Os treinamentos no Pedregal começam na próxima segunda-feira (6). A primeira semana será destinada à entrega de uniformes, organização das turmas, conferência de horários e dos tamanhos dos materiais esportivos. Durante o período de férias escolares, a coordenação informou que não haverá cobrança de frequência dos participantes que estiverem viajando ou impossibilitados de comparecer.

A comunicação com os alunos e responsáveis será feita exclusivamente por grupos de WhatsApp, onde serão repassadas informações sobre horários, eventuais alterações nas atividades e demais orientações do projeto.

Coordenador de projetos do Instituto Dourado e do Cuiabá Esporte Clube, Roney Schultze explicou que o projeto alia a prática esportiva à formação educacional e cidadã, tendo como principal objetivo promover inclusão social por meio do futebol.

“O futebol é uma importante ferramenta para alcançarmos objetivos sociais. Ele promove inclusão, integração e desenvolvimento, além de despertar o interesse das crianças. Nosso foco principal é formar cidadãos, sem deixar de oferecer oportunidades para que talentos sejam identificados e possam seguir carreira no esporte”, afirmou.

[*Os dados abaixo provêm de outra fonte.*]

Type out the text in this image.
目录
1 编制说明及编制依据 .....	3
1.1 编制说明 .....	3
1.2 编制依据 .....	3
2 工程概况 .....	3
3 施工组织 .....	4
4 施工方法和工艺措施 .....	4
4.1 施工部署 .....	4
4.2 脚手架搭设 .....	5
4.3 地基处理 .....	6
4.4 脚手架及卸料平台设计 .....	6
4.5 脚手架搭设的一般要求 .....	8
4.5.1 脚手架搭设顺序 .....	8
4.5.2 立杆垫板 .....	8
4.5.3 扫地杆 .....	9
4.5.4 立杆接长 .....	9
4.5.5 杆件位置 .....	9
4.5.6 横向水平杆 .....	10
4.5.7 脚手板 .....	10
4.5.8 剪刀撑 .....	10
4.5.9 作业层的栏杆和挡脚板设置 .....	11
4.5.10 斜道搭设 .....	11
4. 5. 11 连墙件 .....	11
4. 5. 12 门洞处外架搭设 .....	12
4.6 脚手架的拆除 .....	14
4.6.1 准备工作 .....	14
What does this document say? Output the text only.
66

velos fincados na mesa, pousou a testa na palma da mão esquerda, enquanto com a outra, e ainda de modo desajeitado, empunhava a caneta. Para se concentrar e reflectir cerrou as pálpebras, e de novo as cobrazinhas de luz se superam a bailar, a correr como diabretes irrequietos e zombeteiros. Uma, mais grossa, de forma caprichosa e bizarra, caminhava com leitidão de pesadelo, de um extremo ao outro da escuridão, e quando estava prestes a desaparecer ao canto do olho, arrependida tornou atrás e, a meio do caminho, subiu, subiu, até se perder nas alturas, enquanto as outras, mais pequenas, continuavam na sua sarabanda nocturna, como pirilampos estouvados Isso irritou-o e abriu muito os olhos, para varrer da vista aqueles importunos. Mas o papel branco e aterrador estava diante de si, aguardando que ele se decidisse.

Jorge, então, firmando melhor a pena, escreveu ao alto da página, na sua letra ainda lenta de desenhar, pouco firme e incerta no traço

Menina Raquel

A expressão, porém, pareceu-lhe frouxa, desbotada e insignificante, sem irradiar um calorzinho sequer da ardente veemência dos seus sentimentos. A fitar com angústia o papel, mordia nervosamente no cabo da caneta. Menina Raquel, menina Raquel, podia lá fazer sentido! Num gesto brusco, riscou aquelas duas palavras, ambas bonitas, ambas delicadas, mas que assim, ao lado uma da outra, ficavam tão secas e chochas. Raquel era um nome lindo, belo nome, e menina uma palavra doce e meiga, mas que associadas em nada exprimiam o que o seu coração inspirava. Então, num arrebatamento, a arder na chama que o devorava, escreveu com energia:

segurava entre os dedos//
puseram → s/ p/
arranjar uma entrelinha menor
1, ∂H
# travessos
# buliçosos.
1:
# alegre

Segundo Schultze, o Instituto Dourado atua como braço social do Cuiabá Esporte Clube, sendo responsável pela gestão dos projetos sociais desenvolvidos em parceria com o clube.

Durante a reunião com pais e alunos, o coordenador também destacou que a permanência no projeto dependerá do comprometimento dos participantes tanto nos treinamentos quanto na escola. A frequência mínima exigida é de 75%, além da apresentação do boletim escolar e do acompanhamento da assiduidade nas aulas.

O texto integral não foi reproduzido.